Le dossier du coup d’État manqué du 7 décembre 2025 connaît un nouveau développement judiciaire, avec la mise sous mandat de dépôt de Alassane Tigri.
Interpellé dans la soirée du mercredi 28 janvier 2026, l’ex-ministre des Sports, Alassane Tigri, cadre du parti d’opposition Les Démocrates, a été présenté le jeudi 29 janvier devant le juge d’instruction et le juge des libertés et de la détention de la CRIET, à la suite de l’exécution d’un mandat d’arrêt dans l’affaire de coup d’État manqué.
Cette mesure intervient après plusieurs convocations restées sans suite, dans le cadre de l’enquête sur la tentative de putsch attribuée à son frère, le lieutenant-colonel Pascal Tigri. Aperçu vers 17h30 à son arrivée à la CRIET, Alassane Tigri était escorté par deux policiers en civil. Visiblement éprouvé, il a été conduit en salle d’audience pour être entendu à partir de 19h30, assisté de son avocat.

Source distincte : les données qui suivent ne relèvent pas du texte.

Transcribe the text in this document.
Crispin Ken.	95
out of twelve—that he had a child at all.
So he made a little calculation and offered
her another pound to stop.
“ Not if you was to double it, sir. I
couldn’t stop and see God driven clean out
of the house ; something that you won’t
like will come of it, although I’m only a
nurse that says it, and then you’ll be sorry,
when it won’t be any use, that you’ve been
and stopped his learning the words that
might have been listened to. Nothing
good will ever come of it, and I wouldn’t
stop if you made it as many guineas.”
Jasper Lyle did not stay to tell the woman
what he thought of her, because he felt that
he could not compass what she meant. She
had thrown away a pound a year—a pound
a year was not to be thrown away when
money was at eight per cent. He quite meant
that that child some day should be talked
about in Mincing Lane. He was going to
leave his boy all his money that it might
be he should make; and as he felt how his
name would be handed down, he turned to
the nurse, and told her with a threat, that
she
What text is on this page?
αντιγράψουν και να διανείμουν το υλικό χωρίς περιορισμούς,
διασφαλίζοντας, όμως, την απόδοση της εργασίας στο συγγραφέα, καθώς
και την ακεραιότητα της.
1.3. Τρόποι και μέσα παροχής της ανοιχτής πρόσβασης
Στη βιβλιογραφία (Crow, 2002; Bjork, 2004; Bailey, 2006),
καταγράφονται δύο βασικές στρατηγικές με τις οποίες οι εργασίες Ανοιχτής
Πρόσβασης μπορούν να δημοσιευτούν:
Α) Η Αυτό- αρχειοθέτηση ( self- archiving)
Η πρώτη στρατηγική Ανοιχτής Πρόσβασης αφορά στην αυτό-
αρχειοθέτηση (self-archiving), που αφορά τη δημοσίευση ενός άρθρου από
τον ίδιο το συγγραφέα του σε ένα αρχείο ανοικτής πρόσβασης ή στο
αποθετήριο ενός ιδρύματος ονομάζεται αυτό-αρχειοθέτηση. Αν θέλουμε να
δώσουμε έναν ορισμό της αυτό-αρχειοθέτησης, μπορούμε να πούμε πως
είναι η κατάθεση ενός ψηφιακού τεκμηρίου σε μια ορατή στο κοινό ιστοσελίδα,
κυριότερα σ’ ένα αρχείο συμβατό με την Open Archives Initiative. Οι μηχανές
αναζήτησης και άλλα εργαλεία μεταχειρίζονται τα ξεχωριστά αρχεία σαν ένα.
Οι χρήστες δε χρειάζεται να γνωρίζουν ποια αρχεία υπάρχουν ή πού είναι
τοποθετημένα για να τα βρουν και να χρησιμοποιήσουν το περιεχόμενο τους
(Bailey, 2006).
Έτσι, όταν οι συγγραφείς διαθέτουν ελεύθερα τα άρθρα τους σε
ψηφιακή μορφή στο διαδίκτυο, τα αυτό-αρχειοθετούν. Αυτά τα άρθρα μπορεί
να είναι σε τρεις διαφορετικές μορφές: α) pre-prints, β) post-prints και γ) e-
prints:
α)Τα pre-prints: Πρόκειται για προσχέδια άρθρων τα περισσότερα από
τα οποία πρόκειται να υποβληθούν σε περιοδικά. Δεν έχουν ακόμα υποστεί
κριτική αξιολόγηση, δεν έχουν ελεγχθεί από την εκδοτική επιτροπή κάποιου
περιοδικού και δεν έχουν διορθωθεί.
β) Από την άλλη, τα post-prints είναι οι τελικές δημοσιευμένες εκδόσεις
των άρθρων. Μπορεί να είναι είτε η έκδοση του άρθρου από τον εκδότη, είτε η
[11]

Selon des informations relayées par Libre Express, l’ex-ministre aurait déclaré aux magistrats avoir reçu, la veille des événements, un appel téléphonique de son frère lui demandant où il se trouvait. Il affirme avoir répondu qu’il était à Tanguiéta, leur ville natale, avant que l’appel ne soit brusquement interrompu. Alassane Tigri soutient ne pas avoir cherché à comprendre la raison de cet appel et dit avoir découvert la tentative de coup d’État le lendemain à travers les médias. Craignant pour sa sécurité, il affirme avoir quitté son lieu de résidence après les faits.
À l’issue de l’audition, le parquet spécial de la CRIET a requis son placement en détention préventive. Le juge des libertés et de la détention a finalement décerné un mandat de dépôt contre l’ancien ministre, dont le dossier est désormais renvoyé devant la commission d’instruction.
Au lendemain du putsch manqué, Alassane Tigri avait publiquement condamné les événements, appelant à l’unité nationale et rejetant toute implication personnelle. Il avait également dénoncé ce qu’il qualifiait d’accusations diffamatoires à son encontre, réaffirmant l’attachement de son parti à la paix et au rejet de toute prise de pouvoir par la force.
Parallèlement, cette affaire a conduit à l’interpellation d’au moins une trentaine de militaires, actuellement détenus pour atteinte à la sûreté de l’État et intelligence avec une puissance étrangère. Des figures politiques ont également été touchées, dont l’ancien ministre Candide Azannaï, lui aussi placé sous mandat de dépôt. L’enquête se poursuit et le dossier reste en instruction.